Banking Crisis

Sal Oppenheim Situation Worse Than Thought, Say Reports

Knud Noelle 29 September 2009

Sal Oppenheim Situation Worse Than Thought, Say Reports

The situation of Sal Oppenheim, the Luxembourg-headquartered private bank, appears worse than previously expected, after it emerged that Deutsche Bank has lent the firm hundreds of millions of euros more than previously thought, media reports suggest.

In August this year, Deutsche Bank made a “non-binding offer” for a capital stake in Sal Oppenheim, while not disclosing the possible size of such a stake. At the same time, Deutsche provided at loan of €300 million ($290 million), which was guaranteed by Sal Oppenheim through shares.

Yesterday the German business daily Handelsblatt cited industry sources as having said that the German banking giant has provided another loan of €350 million, while the Financial Times Deutschland reported that, by now, “at least” one third of Sal Oppenheim’s shares have been pledged as securities for Deutsche Bank loans.
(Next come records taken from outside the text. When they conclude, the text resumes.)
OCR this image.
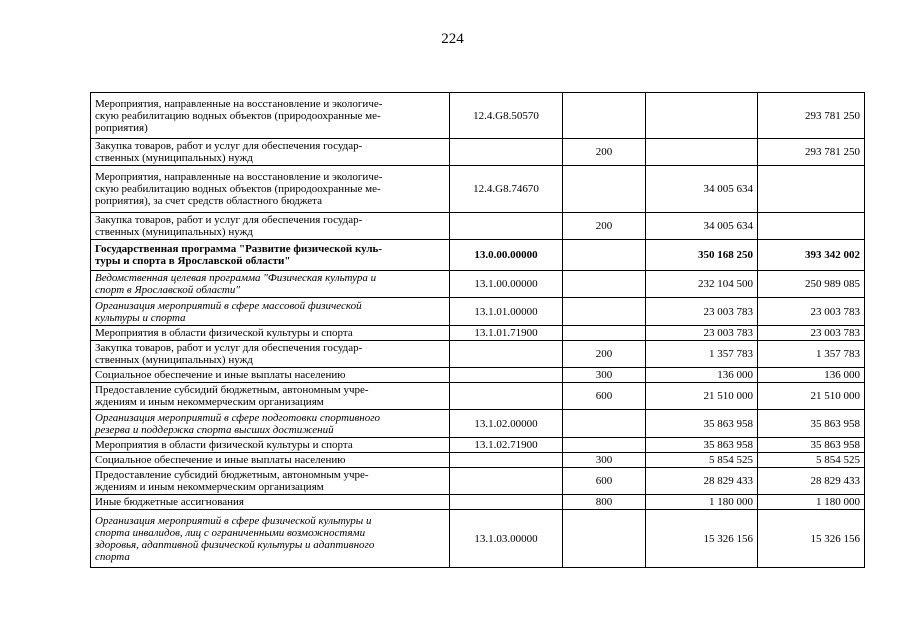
224
Мероприятия, направленные на восстановление и экологиче-
скую реабилитацию водных объектов (природоохранные ме-
роприятия)	12.4.G8.50570			293 781 250
Закупка товаров, работ и услуг для обеспечения государ-
ственных (муниципальных) нужд		200		293 781 250
Мероприятия, направленные на восстановление и экологиче-
скую реабилитацию водных объектов (природоохранные ме-
роприятия), за счет средств областного бюджета	12.4.G8.74670		34 005 634	
Закупка товаров, работ и услуг для обеспечения государ-
ственных (муниципальных) нужд		200	34 005 634	
Государственная программа "Развитие физической куль-
туры и спорта в Ярославской области"	13.0.00.00000		350 168 250	393 342 002
Ведомственная целевая программа "Физическая культура и
спорт в Ярославской области"	13.1.00.00000		232 104 500	250 989 085
Организация мероприятий в сфере массовой физической
культуры и спорта	13.1.01.00000		23 003 783	23 003 783
Мероприятия в области физической культуры и спорта	13.1.01.71900		23 003 783	23 003 783
Закупка товаров, работ и услуг для обеспечения государ-
ственных (муниципальных) нужд		200	1 357 783	1 357 783
Социальное обеспечение и иные выплаты населению		300	136 000	136 000
Предоставление субсидий бюджетным, автономным учре-
ждениям и иным некоммерческим организациям		600	21 510 000	21 510 000
Организация мероприятий в сфере подготовки спортивного
резерва и поддержка спорта высших достижений	13.1.02.00000		35 863 958	35 863 958
Мероприятия в области физической культуры и спорта	13.1.02.71900		35 863 958	35 863 958
Социальное обеспечение и иные выплаты населению		300	5 854 525	5 854 525
Предоставление субсидий бюджетным, автономным учре-
ждениям и иным некоммерческим организациям		600	28 829 433	28 829 433
Иные бюджетные ассигнования		800	1 180 000	1 180 000
Организация мероприятий в сфере физической культуры и
спорта инвалидов, лиц с ограниченными возможностями
здоровья, адаптивной физической культуры и адаптивного
спорта	13.1.03.00000		15 326 156	15 326 156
A source familiar with the situation at Sal Oppenheim told WealthBriefing that it indeed seems to be the case that Deutsche Bank has provided loans worth about €650 million, of which it is thought some was used to strengthen the capital base of the firm and some to pay off debts.

However, the source suggested that the “new” loan might not be such a new development at all, but rather one that had only made its way into the public domain on Monday; it may have been agreed upon for some time, the source said.

This might suggest that it won’t change the negotiations between the two firms as much as some have thought.

Deutsche Bank was not available for comment at the time of publication.

One of Europe’s oldest private banks, Sal Oppenheim suffered a net loss of €117 million in 2008. The firm has been looking to sell its German BHF banking unit, but has reportedly said it is in no hurry to offload this business.